Deb Bakerjian, PhD, APRN, FAAN, FAANP, FGSA

“While our faculty are providing care to patients, they will also be educating and training students to do the same.  Each faculty member will have 1-2 students depending on specialty,” Dr Bakerjian stated. “Students will learn about health promotion and preventive services, mental health screening, primary care practices, diagnosis and treatment along with medication management – depending on their professional role in the clinic (RN, FNP, PMHNP, or PA).  Students will have opportunities to interact with patients, learning their profession under the direct guidance of a faculty member.”

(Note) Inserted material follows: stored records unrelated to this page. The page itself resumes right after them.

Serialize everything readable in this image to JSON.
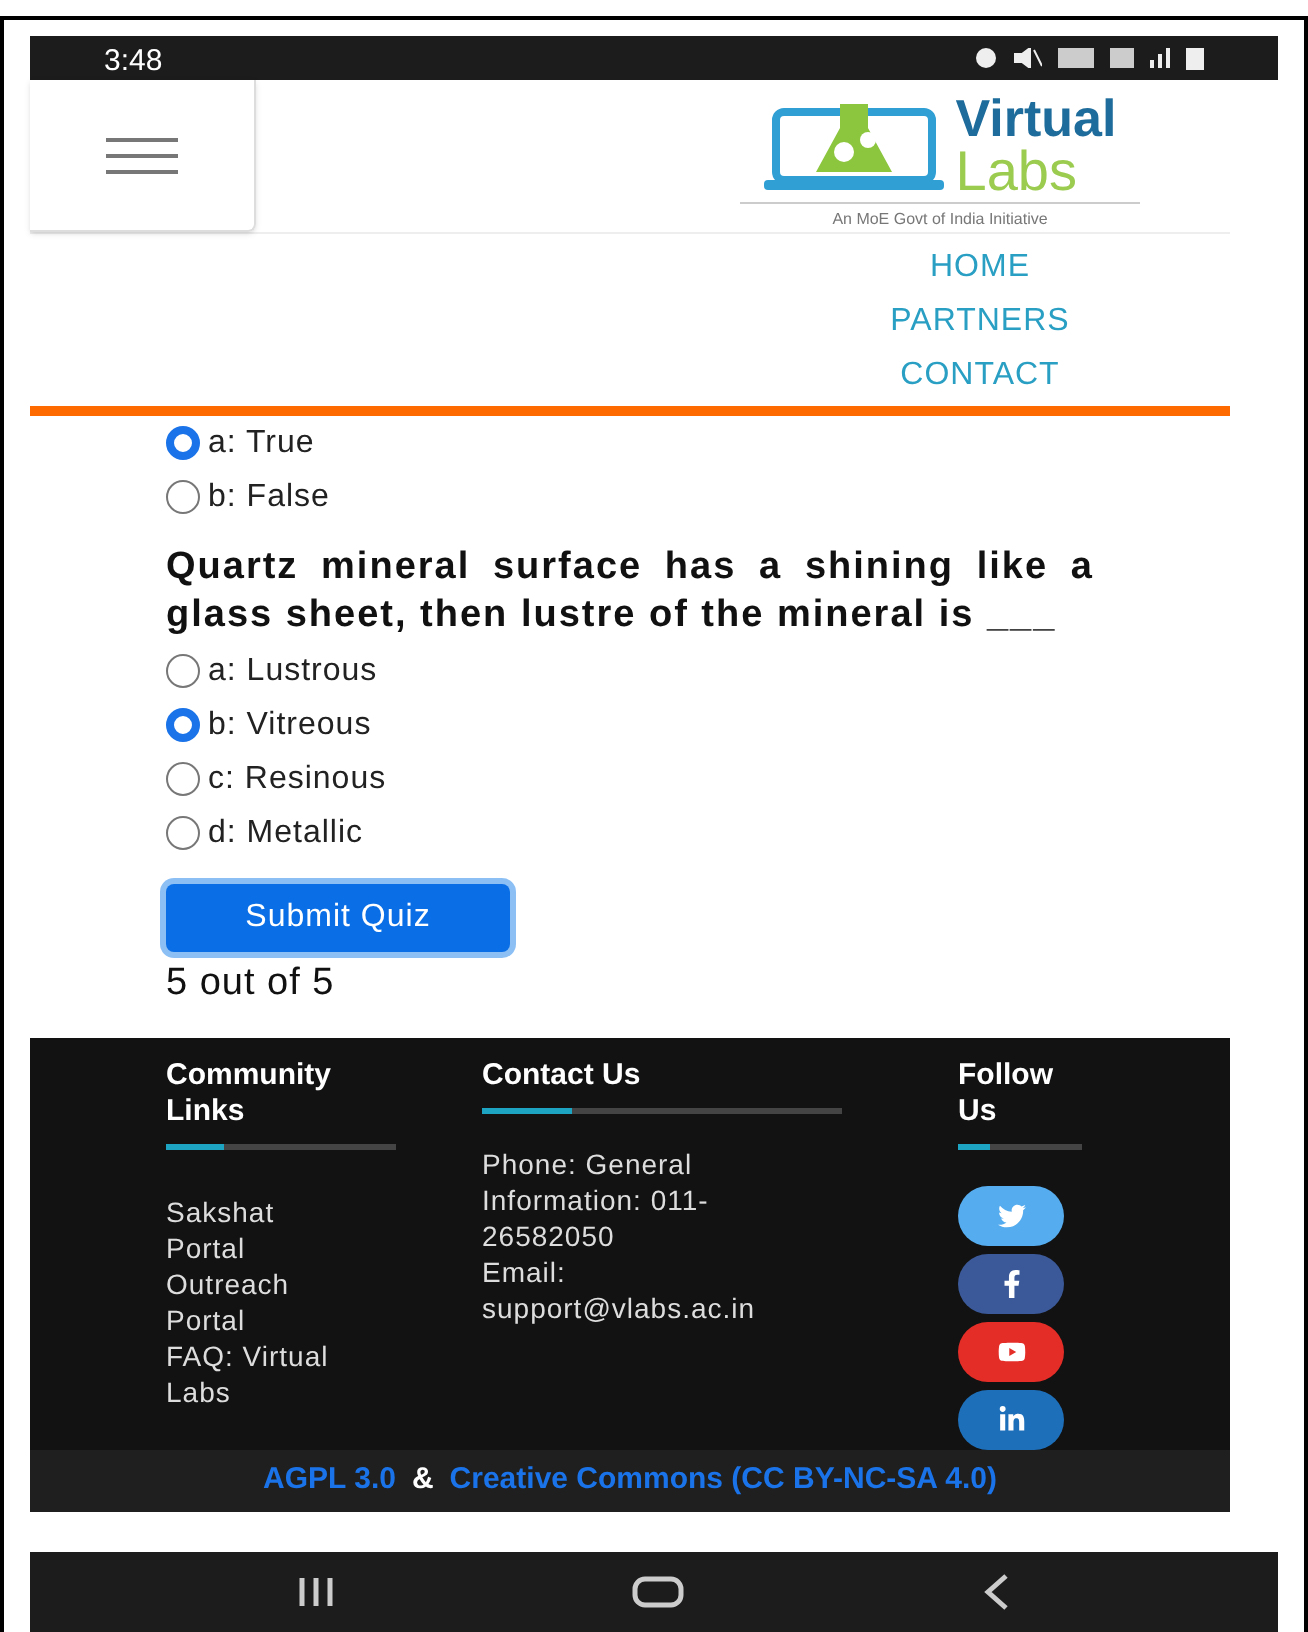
{
  "status_bar": {
    "time": "3:48"
  },
  "header": {
    "logo": {
      "word1": "Virtual",
      "word2": "Labs",
      "tagline": "An MoE Govt of India Initiative"
    },
    "nav": [
      {
        "label": "HOME"
      },
      {
        "label": "PARTNERS"
      },
      {
        "label": "CONTACT"
      }
    ]
  },
  "quiz": {
    "previous_options": [
      {
        "label": "a: True",
        "selected": true
      },
      {
        "label": "b: False",
        "selected": false
      }
    ],
    "question": "Quartz mineral surface has a shining like a glass sheet, then lustre of the mineral is ___",
    "options": [
      {
        "label": "a: Lustrous",
        "selected": false
      },
      {
        "label": "b: Vitreous",
        "selected": true
      },
      {
        "label": "c: Resinous",
        "selected": false
      },
      {
        "label": "d: Metallic",
        "selected": false
      }
    ],
    "submit": "Submit Quiz",
    "score": "5 out of 5"
  },
  "footer": {
    "community": {
      "title": "Community Links",
      "links": [
        "Sakshat Portal",
        "Outreach Portal",
        "FAQ: Virtual Labs"
      ]
    },
    "contact": {
      "title": "Contact Us",
      "lines": [
        "Phone: General Information: 011-26582050",
        "Email: support@vlabs.ac.in"
      ]
    },
    "follow": {
      "title": "Follow Us",
      "socials": [
        {
          "kind": "twitter"
        },
        {
          "kind": "facebook"
        },
        {
          "kind": "youtube"
        },
        {
          "kind": "linkedin"
        }
      ]
    },
    "license": {
      "left": "AGPL 3.0",
      "separator": "&",
      "right": "Creative Commons (CC BY-NC-SA 4.0)"
    }
  }
}
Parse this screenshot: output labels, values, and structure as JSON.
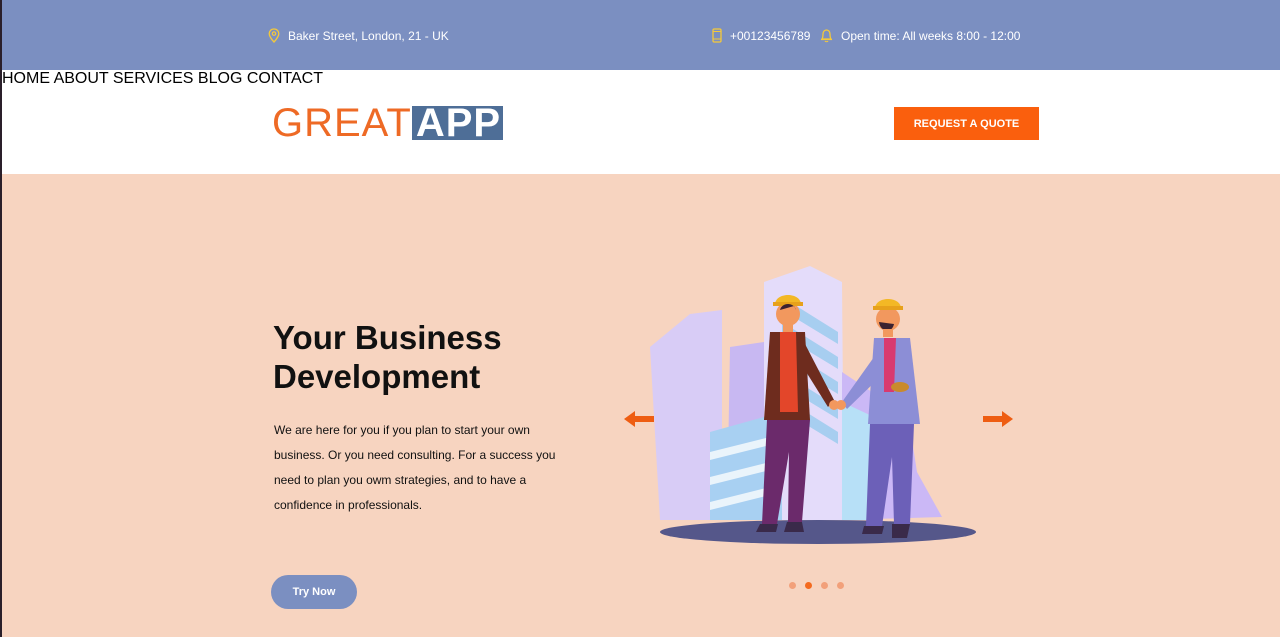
{
  "topbar": {
    "address": "Baker Street, London, 21 - UK",
    "phone": "+00123456789",
    "open_time": "Open time: All weeks 8:00 - 12:00",
    "icons": [
      "location-pin-icon",
      "phone-icon",
      "bell-icon"
    ]
  },
  "header": {
    "logo_part1": "GREAT",
    "logo_part2": "APP",
    "nav": [
      "HOME",
      "ABOUT",
      "SERVICES",
      "BLOG",
      "CONTACT"
    ],
    "cta": "REQUEST A QUOTE"
  },
  "hero": {
    "title_line1": "Your Business",
    "title_line2": "Development",
    "text": "We are here for you if you plan to start your own business. Or you need consulting. For a success you need to plan you owm strategies, and to have a confidence in professionals.",
    "button": "Try Now",
    "slides_total": 4,
    "slide_active": 2
  },
  "colors": {
    "topbar": "#7b8fc1",
    "accent": "#fa5f0d",
    "hero_bg": "#f7d4c0",
    "logo_orange": "#ee6a25",
    "logo_blue": "#4e6e97"
  }
}
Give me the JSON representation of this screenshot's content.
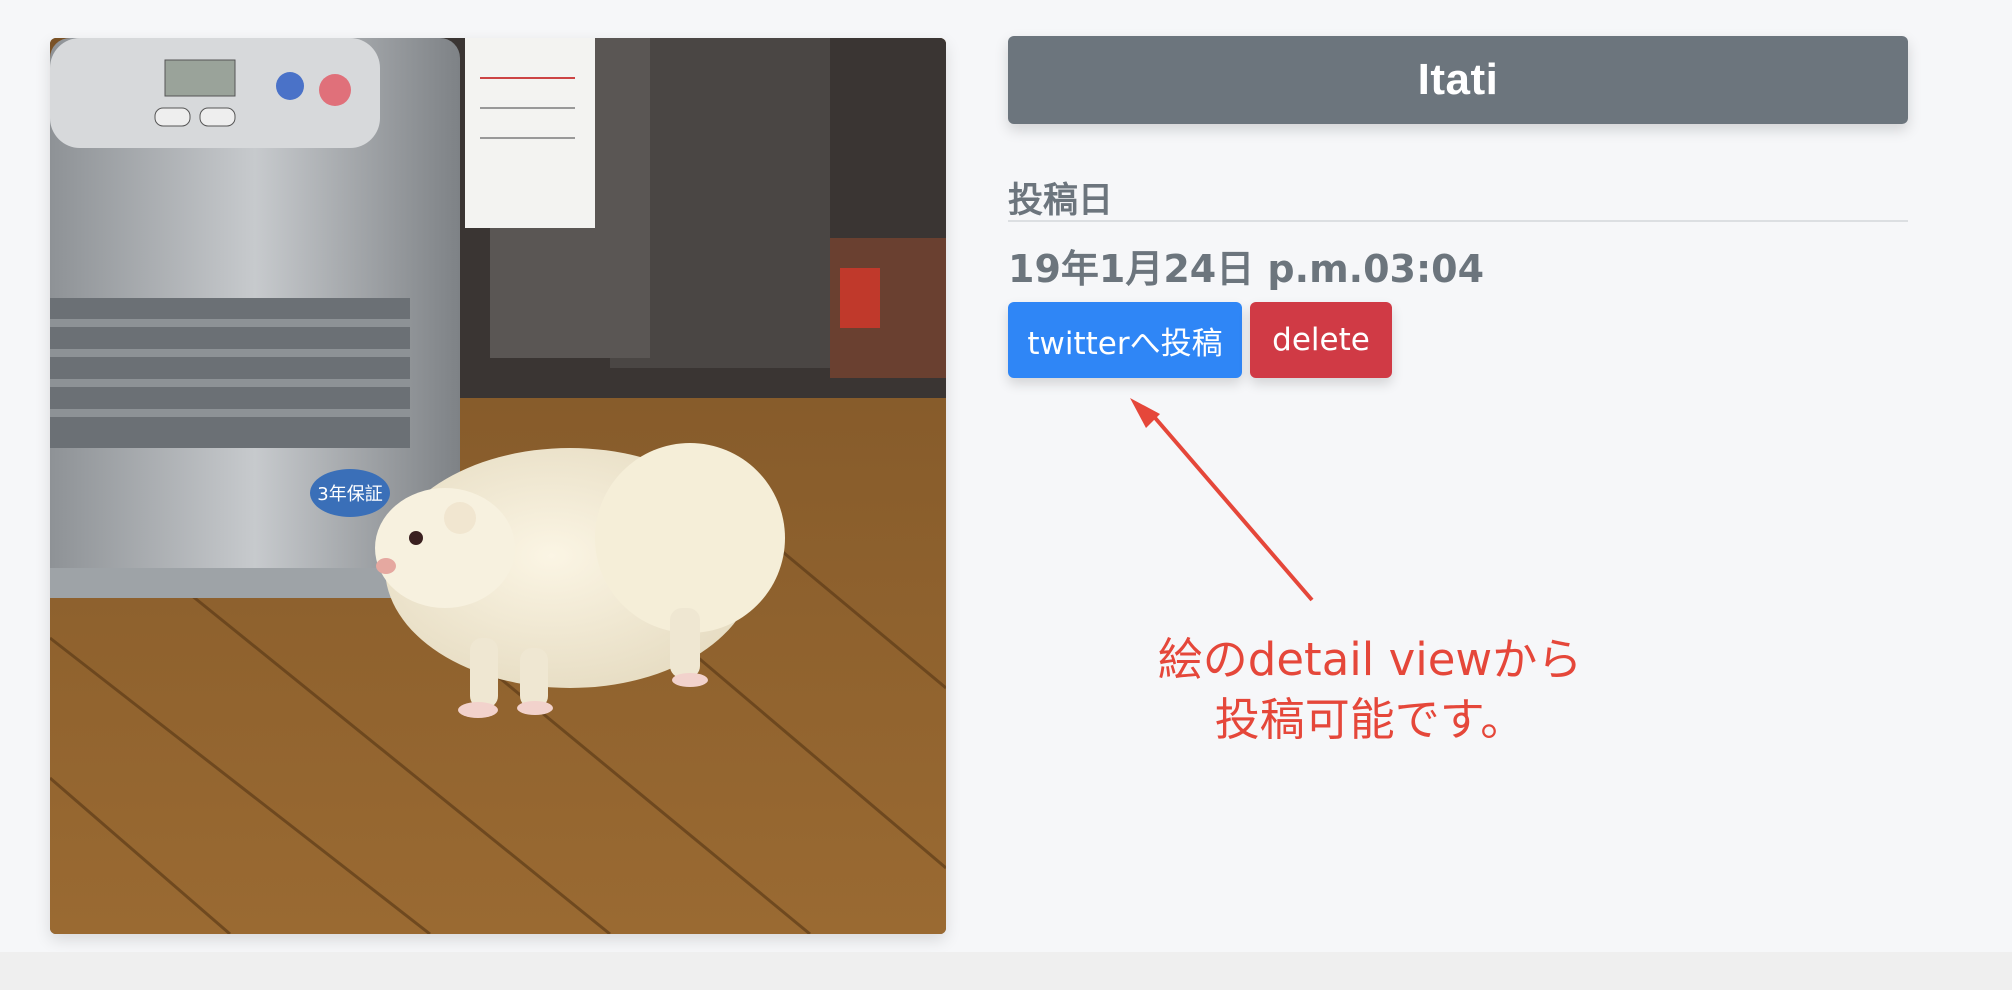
{
  "post": {
    "title": "Itati",
    "date_label": "投稿日",
    "date_value": "19年1月24日 p.m.03:04"
  },
  "buttons": {
    "twitter_label": "twitterへ投稿",
    "delete_label": "delete"
  },
  "annotation": {
    "line1": "絵のdetail viewから",
    "line2": "投稿可能です。"
  },
  "photo": {
    "subject": "ferret-photo",
    "heater_badge": "3年保証"
  },
  "colors": {
    "title_bg": "#6c757d",
    "twitter_button": "#2f86f6",
    "delete_button": "#d03a45",
    "annotation": "#e5473a"
  }
}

Simultaneously, the mobile clinic aims to deliver clinical learning experiences to the school’s nursing, family nurse practitioner, psychiatric mental health nurse practitioner, and PA students.

“We need to take the care to where the patients are because so many of them don’t have transportation. That’s one of the reasons why they have such a high no-show rate at the Federally Qualified Health Centers,” Dr Bakerjian noted. “Our focus is people who are unhoused, are refugees, are from low socioeconomic circumstances, or are unaccompanied children.”

The nurse-led mobile health care clinic follows recommendations provided by the National Academy of Sciences, Engineering and Medicine (NASEM) in the Future of Nursing 2020-2030 report, including expanding care with the help of nurse-managed health centers.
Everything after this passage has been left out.